There’s one thing the UK can be proud of giving to the world, and its not Shakespeare or Americans. Heavy Metal was born in Birmingham, and has created an Empire far stronger than the Commonwealth. If ever there was a Church of England, it’s Heavy Metal, so it’s time to say a Hard Rock Hallelujah, and join that congregation. The imagery of Metal (crucifixes, old churches, and the arcane) is very similar to England’s old faith; it wouldn’t be much of a jump. The core beliefs that set Heavy Metal out from the pack – be true to yourself and compromise for no-one – are as noble, if not more noble than the fundamentals of any other religion. Metal, if taken as such, is in some ways the ultimate modern faith.
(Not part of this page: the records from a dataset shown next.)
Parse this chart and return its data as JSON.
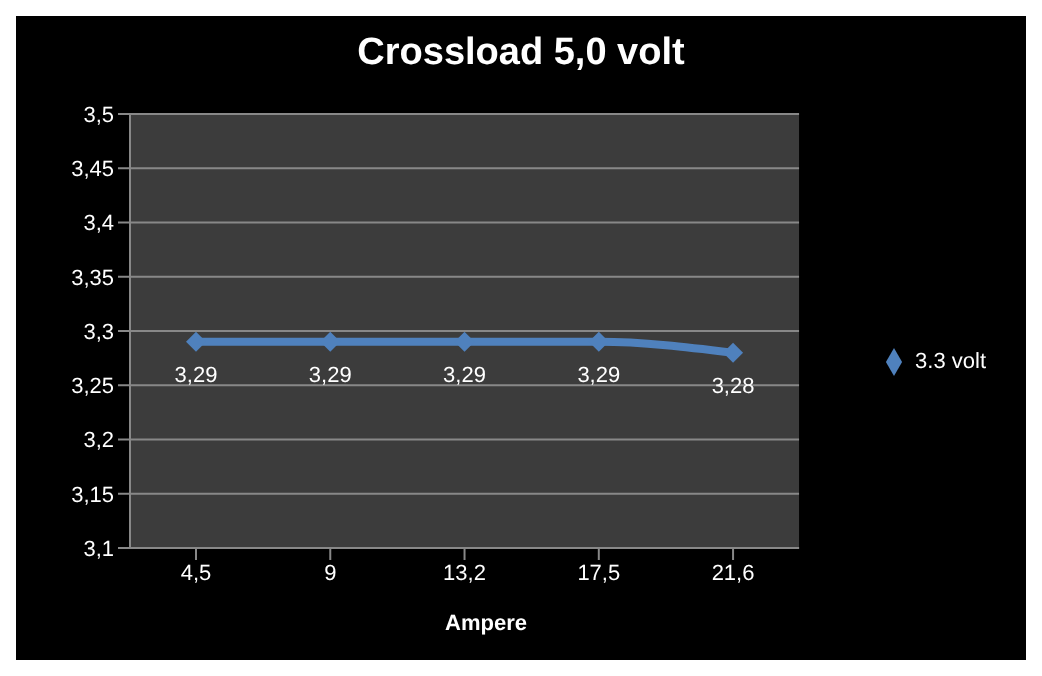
{
  "chart_data": {
    "type": "line",
    "title": "Crossload 5,0 volt",
    "xlabel": "Ampere",
    "categories": [
      "4,5",
      "9",
      "13,2",
      "17,5",
      "21,6"
    ],
    "series": [
      {
        "name": "3.3 volt",
        "color": "#4f81bd",
        "values": [
          3.29,
          3.29,
          3.29,
          3.29,
          3.28
        ],
        "value_labels": [
          "3,29",
          "3,29",
          "3,29",
          "3,29",
          "3,28"
        ]
      }
    ],
    "ylim": [
      3.1,
      3.5
    ],
    "yticks": [
      {
        "value": 3.1,
        "label": "3,1"
      },
      {
        "value": 3.15,
        "label": "3,15"
      },
      {
        "value": 3.2,
        "label": "3,2"
      },
      {
        "value": 3.25,
        "label": "3,25"
      },
      {
        "value": 3.3,
        "label": "3,3"
      },
      {
        "value": 3.35,
        "label": "3,35"
      },
      {
        "value": 3.4,
        "label": "3,4"
      },
      {
        "value": 3.45,
        "label": "3,45"
      },
      {
        "value": 3.5,
        "label": "3,5"
      }
    ],
    "grid": "y",
    "legend": "right",
    "marker": "diamond",
    "line_style": "solid"
  }
}
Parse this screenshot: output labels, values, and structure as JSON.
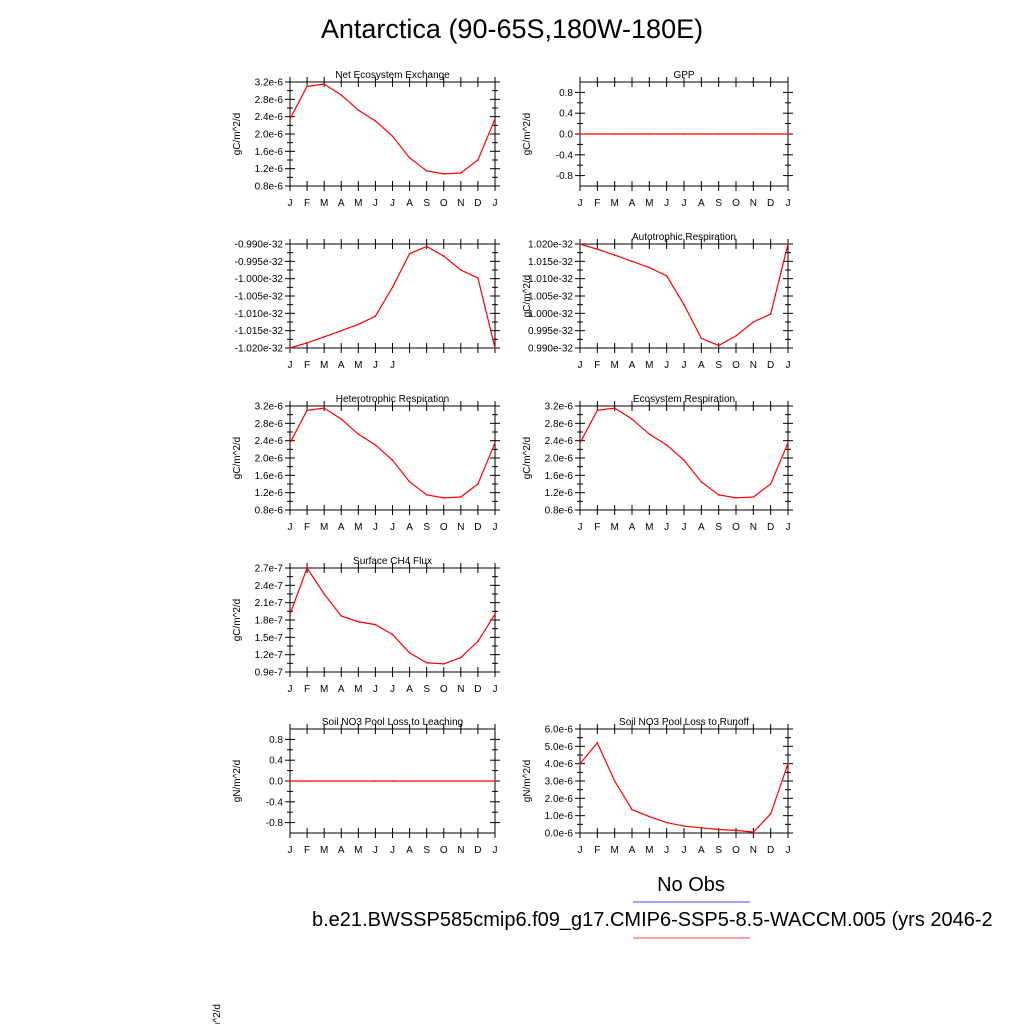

A belief in the power of music and appreciation of human expression seems spot on to me. Considering the aptitude of Heavy Metal as a religion, one can only hope to be ticking the box on the census with a smile in 2011. As Alexander Milas, Editor of Metal Hammer says, “Like a lot of good ideas, this one came about in a pub and the response online has been overwhelming. It only reinforces the belief that Heavy Metal remains strong in its UK birthplace and across the globe. If the Jedi can do it, then we can too. Our only requirement to join our campaign is that you listen to heavy metal, our commandment: everything louder than everyone else.” Manowar once sang, ‘The Gods Made Heavy Metal and they saw that it was good.’ You’d better believe it.